Per me è un progetto molto importante. Nones X Curti è un libro che racchiude i testi delle mie canzoni, ma anche un dizionario visuale di oltre 3000 lemmi. Il nones è una lingua in via d’estinzione e mi piaceva l’idea di fare qualcosa per preservarla. Non si tratta di un dizionario classico, ma di una sorta di enciclopedia visiva. Le parole nones sono vive, mutano con il tempo, e il mio obiettivo è raccontarle così come vengono usate oggi, non come relitti di un passato che non tornerà più. Non ha senso salvare le parole dialettali morte, bisogna conservare il dialetto com’è oggi. Le lingue cambiano e muoiono, come le specie viventi. La globalizzazione sta uniformando tutto, anche le lingue, e perdere questa varietà è inevitabile, ma comunque triste.”

Hai anche un progetto sludge metal in corso, i Zentaya. Cosa puoi dirci riguardo questa nuova avventura musicale?

“Zentaya è un progetto nato per esplorare un lato musicale più duro e oscuro. È un duo sludge metal dove canto in nones, solander (il dialetto della Val di Sole), italiano e inglese. L’album uscirà entro la fine del 2024 e sarà qualcosa di molto diverso da ciò che ho fatto finora. Il metal si presta bene a raccontare le atmosfere dure e cupe delle montagne, ed è un genere che mi ha sempre affascinato. Siamo partiti da un’idea di sperimentazione e il risultato è un mix di sonorità heavy e dialetti alpini. Un progetto davvero unico.”

Guardando al futuro, quali sono i tuoi prossimi progetti?

“Nel 2025 uscirà un nuovo singolo che parla della ‘riminizzazione’ della montagna, ovvero il problema del turismo di massa che sta trasformando le nostre valli. È un tema importante per me, perché vedo come la montagna stia cambiando a causa della pressione turistica e degli interessi economici. Voglio continuare a usare la mia musica per parlare di questi temi, mescolando ironia e critica sociale. E poi, chissà cos’altro arriverà… di idee ne ho sempre tante!”

Un consiglio per gli studenti universitari che si affacciano al mondo dell’arte e della musica?

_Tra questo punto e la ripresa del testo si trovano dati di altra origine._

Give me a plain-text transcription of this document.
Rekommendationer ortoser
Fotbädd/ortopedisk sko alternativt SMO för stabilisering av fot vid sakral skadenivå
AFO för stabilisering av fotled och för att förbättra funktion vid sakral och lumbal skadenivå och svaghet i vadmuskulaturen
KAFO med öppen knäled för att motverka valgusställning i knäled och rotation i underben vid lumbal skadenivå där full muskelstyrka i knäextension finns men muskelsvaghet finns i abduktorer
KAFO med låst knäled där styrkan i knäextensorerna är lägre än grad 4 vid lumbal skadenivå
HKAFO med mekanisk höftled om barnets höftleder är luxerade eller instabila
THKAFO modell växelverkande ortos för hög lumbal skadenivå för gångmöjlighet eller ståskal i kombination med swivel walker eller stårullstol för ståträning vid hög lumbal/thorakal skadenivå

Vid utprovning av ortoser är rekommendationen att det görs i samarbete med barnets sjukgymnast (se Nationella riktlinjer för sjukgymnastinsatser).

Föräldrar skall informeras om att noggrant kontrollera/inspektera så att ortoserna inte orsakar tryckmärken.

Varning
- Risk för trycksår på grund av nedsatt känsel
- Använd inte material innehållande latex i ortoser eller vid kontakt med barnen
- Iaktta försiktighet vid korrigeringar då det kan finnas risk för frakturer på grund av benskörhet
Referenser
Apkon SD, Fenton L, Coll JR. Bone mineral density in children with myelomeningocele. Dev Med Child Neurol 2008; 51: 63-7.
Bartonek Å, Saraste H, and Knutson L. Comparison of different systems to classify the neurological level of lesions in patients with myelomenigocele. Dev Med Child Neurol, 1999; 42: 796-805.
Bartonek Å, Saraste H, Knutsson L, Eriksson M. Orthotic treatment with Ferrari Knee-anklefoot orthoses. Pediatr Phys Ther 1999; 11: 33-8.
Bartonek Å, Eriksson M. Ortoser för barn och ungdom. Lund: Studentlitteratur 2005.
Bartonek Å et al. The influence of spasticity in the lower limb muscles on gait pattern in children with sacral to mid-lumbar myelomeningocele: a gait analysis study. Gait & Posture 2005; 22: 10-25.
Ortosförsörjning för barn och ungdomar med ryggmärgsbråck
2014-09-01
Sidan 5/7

“Direi di vivere al massimo gli anni universitari. Divertitevi il più possibile finché siete giovani. Approfittate di tutte le opportunità che offre l’università, non solo dal punto di vista dello studio, ma anche dal punto di vista umano. Le avventure e le persone che conoscerete saranno la parte più preziosa dell’esperienza universitaria. Sfruttate ogni occasione per fare esperienze, non solo nello studio ma anche nella vita. Fate avventure, conosciuta gente diversa, e se vi capita di inciampare in qualche errore… ben venga! Gli errori sono fondamentali per crescere e per fare arte. E, soprattutto, non prendetevi mai troppo sul serio. L’ironia è una grande risorsa.”